Sunday morning, we emerged again -- this time, to church. We're being more careful with Nora than we were with Phoebe, since it's flu season and we don't want to head back to Children's. Still, we were able to find a spot in the balcony and enjoy worship and fellowship. It was so good to be back in church. We also had LIFE group at our house again last night, and it was really wonderful to connect again. I think one of the most frustrating things these past few weeks has been the isolation I've felt.

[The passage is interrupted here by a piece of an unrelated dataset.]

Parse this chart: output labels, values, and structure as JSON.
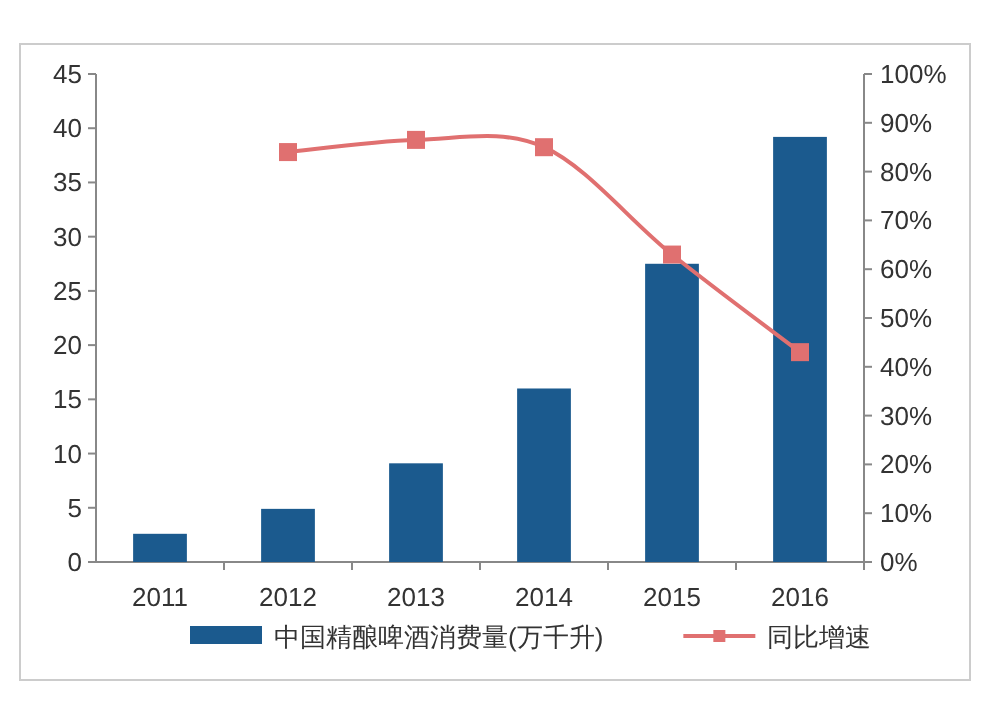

And then today, we emerged... this time without the help of Michael. I had tried last week to take the girls to the grocery store, and we didn't get out of the parking lot. Today, the grocery trip was non-negotiable. Determined to get back to normal and to just do it, we survived our first grocery trip. I struggled with the wrap, so I meandered the aisles with one hand on Nora's bottom and one hand on the cart... but we made it. I totally bought Phoebe a grocery store board book as a treat. It felt good just to get through that first time.
We're continuing to adjust, and every day is bringing new challenges. But I'm hoping that sooner or later, we'll emerge into a state of "normal". It gets a little easier every day!